Kehilangan hak atas tanah untuk selamanya itu sudah membawa akibat yang tidak terbayangkan oleh orang Malind Anim sendiri; sangat mengejutkan mereka. Seluruh bangunan kebudayaan mereka, termasuk hukum adat dan hubungan sosial, serta pola produksi pangan yang selama ini dibangun dan berkembang  di atas landasan kebudayaan yang berbasiskan tanah dan alam, sekarang lenyap  atau porak poranda. Kehidupan sebelumnya yang dekat dengan alam, menjadi bagian dari alam yang menyediakan semua kebutuhan hidup mereka, kini berubah.
Serbuan ekonomi uang membuat segala sesuatu yang tadinya dihargakan dengan simbol adat seperti wati, babi, sagu, tebu, pisang buti berubah. Nilai-nilai religius, moral, sosial dan budaya  dari simbol-simbol adat itu dikalahkan oleh nilai uang. Contohnya, dalam transaksi tanah yang dilakukan oleh perusahaan sejumlah uang yang bernilai milyaran rupiah dianggap sudah cukup untuk mengganti tanah yang dilepaskan. Padahal kehilangan nilai-nilai religius, moral, sosial, dan budaya tidak sebanding dengan berapa pun nilai uang.

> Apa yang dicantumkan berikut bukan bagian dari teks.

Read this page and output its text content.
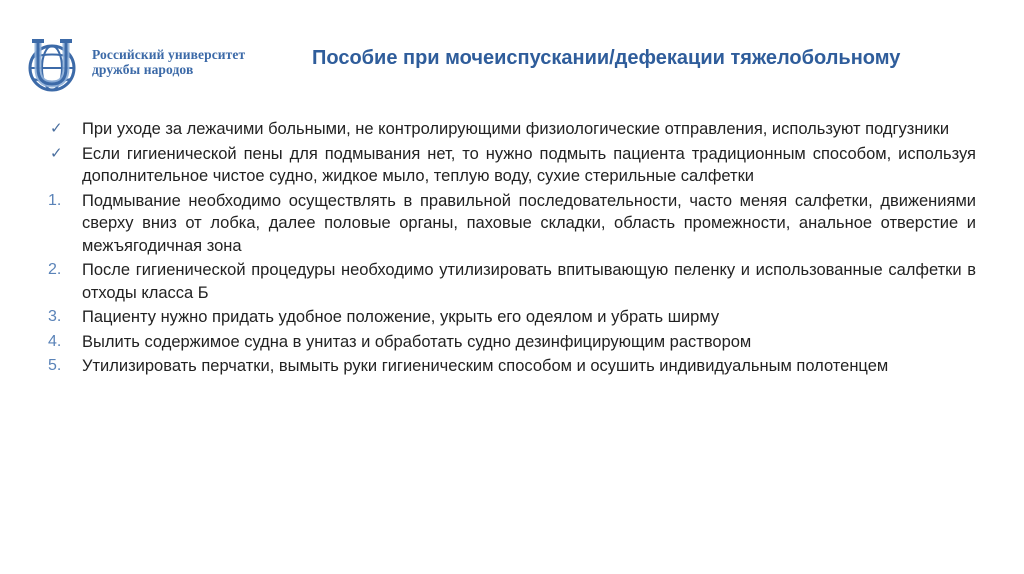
Российский университет
дружбы народов
Пособие при мочеиспускании/дефекации тяжелобольному
✓ При уходе за лежачими больными, не контролирующими физиологические отправления, используют подгузники
✓ Если гигиенической пены для подмывания нет, то нужно подмыть пациента традиционным способом, используя дополнительное чистое судно, жидкое мыло, теплую воду, сухие стерильные салфетки
1. Подмывание необходимо осуществлять в правильной последовательности, часто меняя салфетки, движениями сверху вниз от лобка, далее половые органы, паховые складки, область промежности, анальное отверстие и межъягодичная зона
2. После гигиенической процедуры необходимо утилизировать впитывающую пеленку и использованные салфетки в отходы класса Б
3. Пациенту нужно придать удобное положение, укрыть его одеялом и убрать ширму
4. Вылить содержимое судна в унитаз и обработать судно дезинфицирующим раствором
5. Утилизировать перчатки, вымыть руки гигиеническим способом и осушить индивидуальным полотенцем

Masyarakat adat di Merauke kini dihadapkan pada sebuah bangunan ekonomi industri baru,  yang disokong oleh sistem-sistem hukum, hubungan sosial, pola kepemilikan, dan produksi yang kapitalistik, atau dengan kata lain sistem-sistem yang sepenuhnya mengandalkan uang dan bertujuan menimbun kekayaan sebesar-besarnya bagi pemilik perusahaan.

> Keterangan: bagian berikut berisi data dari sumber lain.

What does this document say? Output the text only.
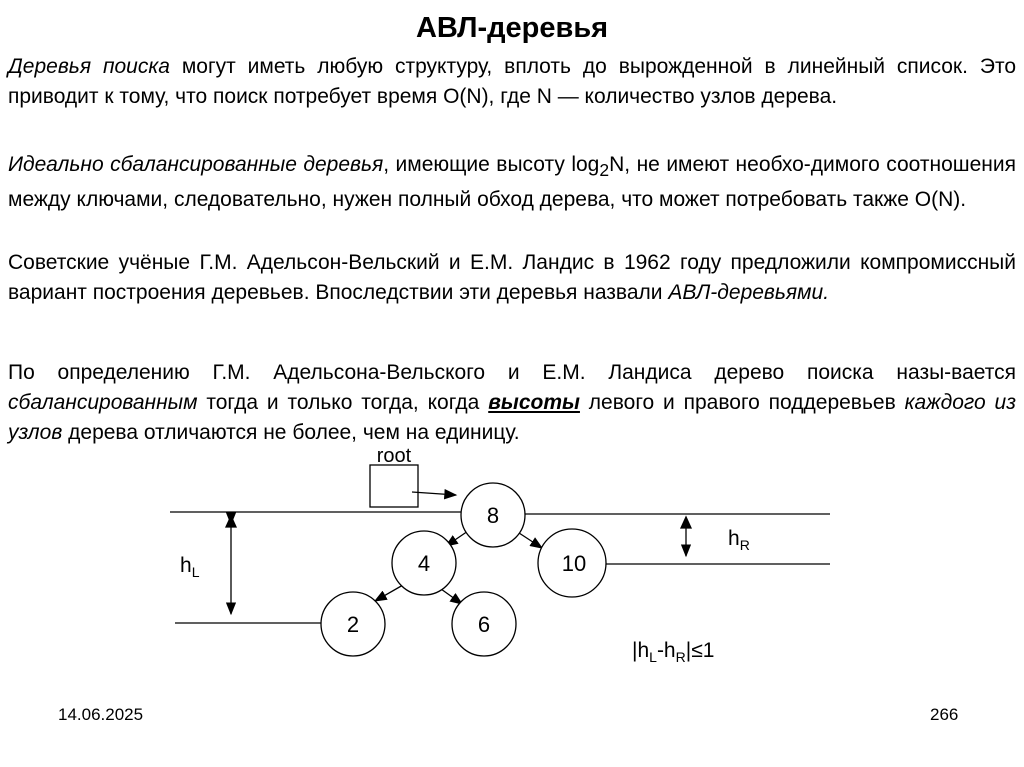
АВЛ-деревья
Деревья поиска могут иметь любую структуру, вплоть до вырожденной в линейный список. Это приводит к тому, что поиск потребует время O(N), где N — количество узлов дерева.
Идеально сбалансированные деревья, имеющие высоту $\log_2N$, не имеют необхо-димого соотношения между ключами, следовательно, нужен полный обход дерева, что может потребовать также O(N).
Советские учёные Г.М. Адельсон-Вельский и Е.М. Ландис в 1962 году предложили компромиссный вариант построения деревьев. Впоследствии эти деревья назвали АВЛ-деревьями.
По определению Г.М. Адельсона-Вельского и Е.М. Ландиса дерево поиска назы-вается сбалансированным тогда и только тогда, когда высоты левого и правого поддеревьев каждого из узлов дерева отличаются не более, чем на единицу.
root
8
4	10
2	6
$h_L$
$h_R$
$|h_L-h_R|\le 1$
14.06.2025	266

Perubahan ini menyebabkan :

  1. masyarakat adat Malind Anim mengalami kekurangan pangan, gizi buruk, hilangnya tanaman-tanaman yang menjadi sumber-sumber obat, dan lenyapnya tempat-tempat sakral;
  2. hilangnya manifestasi atau perwujudan nilai-nilai luhur masyarakat adat Malind Anim. Totem-totem tidak lagi dihargai karena tanah di mana totem itu hidup, ‘mama’ yang mengandung dan melahirkan totem itu sudah hilang. Hubungan antara manusia dan Alam serta antara manusia dan manusia yang pada mulanya hidup dalam kedamaian dan persaudaraan sedang dan akan terus terkikis.

 
Seluruh situasi ini membuat orang-orang Malind Anim mulai bertanya-tanya: “mama di mana saya punya tanah?” atau “mama donde nok en makan?”. Ungkapan ini dalam tradisi Malind Anim sesungguhnya bermakna pertanyaan seorang anak atas warisan tanah yang menjadi haknya secara turun-temurun. Kini makna pertanyaan itu menjadi “sa pu tanah hilang kamana”?

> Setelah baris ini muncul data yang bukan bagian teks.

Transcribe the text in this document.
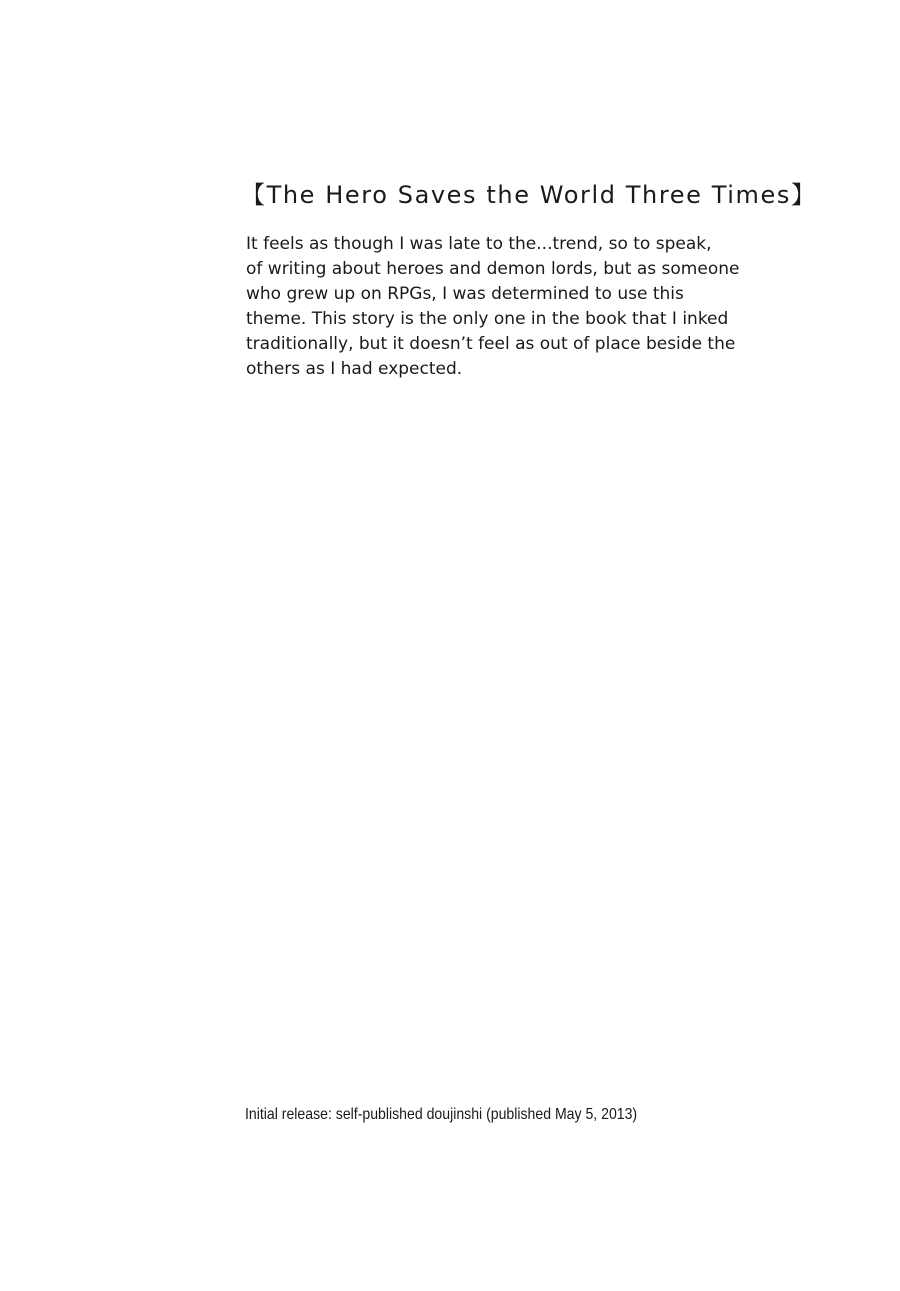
【The Hero Saves the World Three Times】

It feels as though I was late to the...trend, so to speak,
of writing about heroes and demon lords, but as someone
who grew up on RPGs, I was determined to use this
theme. This story is the only one in the book that I inked
traditionally, but it doesn’t feel as out of place beside the
others as I had expected.

Initial release: self-published doujinshi (published May 5, 2013)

Secara hukum adat masyarakat adat Malind Anim tidak mengenal adanya transaksi pelepasan hak atas tanah karena tanah merupakan “mama”. Tanah dalam kosmologi orang Marind adalah mahkluk hidup, bukan benda mati. Kepemilikan tanah bersifat kolektif dan bukan kepemilikan secara pribadi. Ada ungkapan untuk itu di kalangan masyarakat Malind Anim, yang berbunyi “ina anem makan anem”, atau “tanah ini kita sama-sama punya”. Kolektifitas ini digambarkan oleh ungkapan “Kondo – Digul”, ruang hidup yang membentang dari Kondo sampai Digul. Nilai ini yang membuat hasil dari tanahpun dibagi secara merata tanpa membeda-bedakan kedudukan dan pangkat secara adat. Sifat kolektifitas hak itu lahir dari filosofi ‘tanah adalah mama’. Sebagaimana seorang ibu adalah ‘milik’ dari semua anak-anaknya, bukan hanya ‘milik’ satu anak saja, demikian pula ‘makan’ atau tanah adalah ‘punya kita’ atau ‘ina anem makan anem’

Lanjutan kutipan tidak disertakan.